Рубенс прошел сквозь все случайности своей блестящей официальной жизни, не обольстившись ею, не поступившись своим характером и не нарушив существенно своих, домашних привычек. Богатство не избаловало его, почести — тоже. Женщины затрагивали его не больше, чем государи, и мы ничего не знаем, были ли у него явные любовные связи. Наоборот, Рубенса видят всегда дома, в обстановке добропорядочной семейной жизни: с 1609 года по 1626 — со своей первой женой, а после 1630 года — со второй. Он всегда окружен своими многочисленными красивыми детьми и верными друзьями, иными словами — развлечениями, привязанностями и обязанностями, то есть всем тем, что поддерживает душевное равновесие в художнике и помогает нести с легкостью, естественной для исполина, тяжесть ежедневной сверхчеловеческой работы. Все просто в его сложных, приятных или изнуряющих занятиях; все правдиво в этой ничем не омрачаемой среде. Жизнь его вся на виду, вся в ярком дневном свете, как и его картины. Ни тени какой-либо тайны, никакой печали, за исключением искренней скорби первого вдовства. Ничего такого, что вызывало бы подозрения, догадки и давало бы повод для каких-либо предположений. Загадочно в нем лишь одно — тайна непостижимой творческой плодовитости.
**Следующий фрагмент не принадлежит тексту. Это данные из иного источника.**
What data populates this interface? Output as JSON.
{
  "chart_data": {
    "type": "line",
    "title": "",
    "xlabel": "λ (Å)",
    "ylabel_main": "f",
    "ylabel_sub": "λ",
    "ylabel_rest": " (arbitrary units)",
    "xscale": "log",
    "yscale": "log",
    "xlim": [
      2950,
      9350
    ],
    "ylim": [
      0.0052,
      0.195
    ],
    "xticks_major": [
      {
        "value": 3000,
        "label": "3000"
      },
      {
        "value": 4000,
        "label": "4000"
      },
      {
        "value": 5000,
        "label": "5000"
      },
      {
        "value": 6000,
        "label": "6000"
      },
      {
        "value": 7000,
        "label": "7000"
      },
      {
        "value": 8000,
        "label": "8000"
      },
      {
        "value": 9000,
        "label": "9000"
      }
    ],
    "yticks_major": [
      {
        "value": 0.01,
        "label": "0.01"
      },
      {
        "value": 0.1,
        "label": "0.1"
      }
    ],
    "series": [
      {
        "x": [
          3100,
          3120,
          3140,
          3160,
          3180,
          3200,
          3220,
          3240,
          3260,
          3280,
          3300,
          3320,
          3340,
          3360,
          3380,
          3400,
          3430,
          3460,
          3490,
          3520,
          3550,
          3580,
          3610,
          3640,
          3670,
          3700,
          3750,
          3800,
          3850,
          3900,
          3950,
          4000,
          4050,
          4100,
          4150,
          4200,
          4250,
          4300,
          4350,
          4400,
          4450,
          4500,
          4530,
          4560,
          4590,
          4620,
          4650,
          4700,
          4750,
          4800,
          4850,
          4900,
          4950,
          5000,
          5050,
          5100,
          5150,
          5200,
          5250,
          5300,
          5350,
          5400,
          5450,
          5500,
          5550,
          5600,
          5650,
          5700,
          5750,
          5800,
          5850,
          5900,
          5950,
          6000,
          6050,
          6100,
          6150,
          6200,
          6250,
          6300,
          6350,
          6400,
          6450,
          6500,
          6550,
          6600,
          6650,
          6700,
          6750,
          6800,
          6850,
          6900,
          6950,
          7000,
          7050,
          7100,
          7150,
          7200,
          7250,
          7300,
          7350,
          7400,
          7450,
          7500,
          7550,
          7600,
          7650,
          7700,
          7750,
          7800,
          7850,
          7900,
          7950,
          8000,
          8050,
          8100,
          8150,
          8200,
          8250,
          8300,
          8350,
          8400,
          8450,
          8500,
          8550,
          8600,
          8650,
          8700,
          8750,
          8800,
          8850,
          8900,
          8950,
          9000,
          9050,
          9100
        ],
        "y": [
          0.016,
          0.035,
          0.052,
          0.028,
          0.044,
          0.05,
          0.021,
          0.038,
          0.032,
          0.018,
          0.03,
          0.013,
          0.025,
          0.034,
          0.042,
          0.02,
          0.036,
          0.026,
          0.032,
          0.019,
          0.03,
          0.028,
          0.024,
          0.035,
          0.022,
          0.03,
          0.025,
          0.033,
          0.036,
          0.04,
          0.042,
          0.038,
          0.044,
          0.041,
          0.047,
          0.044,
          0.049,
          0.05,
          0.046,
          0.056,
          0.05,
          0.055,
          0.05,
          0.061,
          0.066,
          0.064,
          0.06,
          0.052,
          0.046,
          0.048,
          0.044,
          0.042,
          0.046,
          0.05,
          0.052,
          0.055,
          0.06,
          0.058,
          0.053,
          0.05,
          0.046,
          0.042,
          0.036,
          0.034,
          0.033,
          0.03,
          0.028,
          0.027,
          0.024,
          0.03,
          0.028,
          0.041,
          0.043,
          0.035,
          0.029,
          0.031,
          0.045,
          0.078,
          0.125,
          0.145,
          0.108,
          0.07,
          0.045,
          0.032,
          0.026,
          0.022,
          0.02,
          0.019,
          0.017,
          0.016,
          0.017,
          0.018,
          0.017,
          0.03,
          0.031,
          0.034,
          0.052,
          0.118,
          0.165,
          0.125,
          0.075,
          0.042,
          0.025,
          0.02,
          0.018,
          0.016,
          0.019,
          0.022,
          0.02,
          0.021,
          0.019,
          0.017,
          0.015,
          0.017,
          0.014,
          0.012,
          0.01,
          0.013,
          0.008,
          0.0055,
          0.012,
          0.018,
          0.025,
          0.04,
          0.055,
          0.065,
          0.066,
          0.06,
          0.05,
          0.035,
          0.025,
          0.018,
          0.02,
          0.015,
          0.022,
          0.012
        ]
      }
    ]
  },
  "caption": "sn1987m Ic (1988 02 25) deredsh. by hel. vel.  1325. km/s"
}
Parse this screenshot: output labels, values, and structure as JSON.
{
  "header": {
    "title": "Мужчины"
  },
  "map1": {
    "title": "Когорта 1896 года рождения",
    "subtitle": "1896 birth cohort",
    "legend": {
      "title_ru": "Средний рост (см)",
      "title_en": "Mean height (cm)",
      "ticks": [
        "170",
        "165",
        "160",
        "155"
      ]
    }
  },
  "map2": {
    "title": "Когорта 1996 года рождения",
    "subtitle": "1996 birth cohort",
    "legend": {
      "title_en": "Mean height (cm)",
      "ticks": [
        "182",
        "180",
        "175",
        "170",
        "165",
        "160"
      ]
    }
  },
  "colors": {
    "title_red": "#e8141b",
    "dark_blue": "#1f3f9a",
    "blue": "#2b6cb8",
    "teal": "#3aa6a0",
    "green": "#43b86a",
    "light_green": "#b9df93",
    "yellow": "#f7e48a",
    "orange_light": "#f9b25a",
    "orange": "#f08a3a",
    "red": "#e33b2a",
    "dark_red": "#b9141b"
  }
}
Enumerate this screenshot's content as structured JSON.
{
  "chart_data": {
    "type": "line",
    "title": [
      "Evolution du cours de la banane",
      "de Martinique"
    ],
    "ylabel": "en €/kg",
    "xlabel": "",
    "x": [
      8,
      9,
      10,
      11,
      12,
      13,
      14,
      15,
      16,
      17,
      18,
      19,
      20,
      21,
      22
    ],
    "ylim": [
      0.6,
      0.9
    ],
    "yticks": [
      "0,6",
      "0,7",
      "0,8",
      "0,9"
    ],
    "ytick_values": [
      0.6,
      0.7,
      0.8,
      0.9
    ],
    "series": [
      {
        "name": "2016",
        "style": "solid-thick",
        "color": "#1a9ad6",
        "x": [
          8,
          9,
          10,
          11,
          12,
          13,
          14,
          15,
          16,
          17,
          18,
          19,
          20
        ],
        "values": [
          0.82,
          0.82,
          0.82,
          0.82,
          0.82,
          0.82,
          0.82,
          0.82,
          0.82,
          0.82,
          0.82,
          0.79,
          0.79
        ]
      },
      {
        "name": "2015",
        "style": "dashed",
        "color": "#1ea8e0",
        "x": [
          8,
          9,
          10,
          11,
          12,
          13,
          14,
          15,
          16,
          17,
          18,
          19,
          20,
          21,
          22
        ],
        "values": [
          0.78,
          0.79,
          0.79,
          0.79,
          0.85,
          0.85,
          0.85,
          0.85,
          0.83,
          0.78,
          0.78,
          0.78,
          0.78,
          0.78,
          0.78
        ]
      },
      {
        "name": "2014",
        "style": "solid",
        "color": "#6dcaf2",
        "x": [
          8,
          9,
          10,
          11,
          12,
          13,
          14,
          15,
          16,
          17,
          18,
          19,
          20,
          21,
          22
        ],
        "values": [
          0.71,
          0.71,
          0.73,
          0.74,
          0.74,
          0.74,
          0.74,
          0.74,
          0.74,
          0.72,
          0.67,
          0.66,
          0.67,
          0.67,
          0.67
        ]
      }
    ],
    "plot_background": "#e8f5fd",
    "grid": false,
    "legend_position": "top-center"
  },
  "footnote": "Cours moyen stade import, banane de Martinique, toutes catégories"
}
«Он находил облегчение, создавая миры», — писали о нем. В этом остроумном определении я мог бы оспаривать лишь одно слово — «облегчение», предполагающее напряжение, тяжесть от избытка, чего нельзя увидеть в здоровом, никогда не знавшем утомления уме. Рубенс творил так, как дерево приносит свои плоды, без усилия, без напряжения. Когда же он обдумывал? Diu noctuque incubando — таков был его латинский девиз. Это значит, что он размышлял прежде, чем писать. Это и видно по эскизам, проектам, наброскам художника. И действительно, импровизация кисти следовала у него непосредственно за импровизацией ума: та же уверенность и та же легкость выражения сказывались как в том, так и в другом случае. Душе его были чужды бури и уныние, муки иллюзии. Если тягость труда и оставляла где-нибудь свои следы, то, во всяком случае, не на лице Рубенса и не на его картинах. Родившись в XVI веке, он принадлежал к той сильной породе мыслителей и людей дела, у которых мысль и действие составляли одно целое. Рубенс был художником так же, как мог быть и воином. Он создавал картины, как вел бы войну, вкладывая в них столько же хладнокровия, сколько страсти, прекрасно рассчитывая, быстро решая, а в остальном полагаясь на верность своего глаза. Он брал вещи такими, как они есть; свои прекрасные способности — такими, какими он их получил; он упражнял их так, как никто, развивал их до предела, дальше которого он ничего уже от них не требовал; а затем со спокойной совестью продолжал свое дело.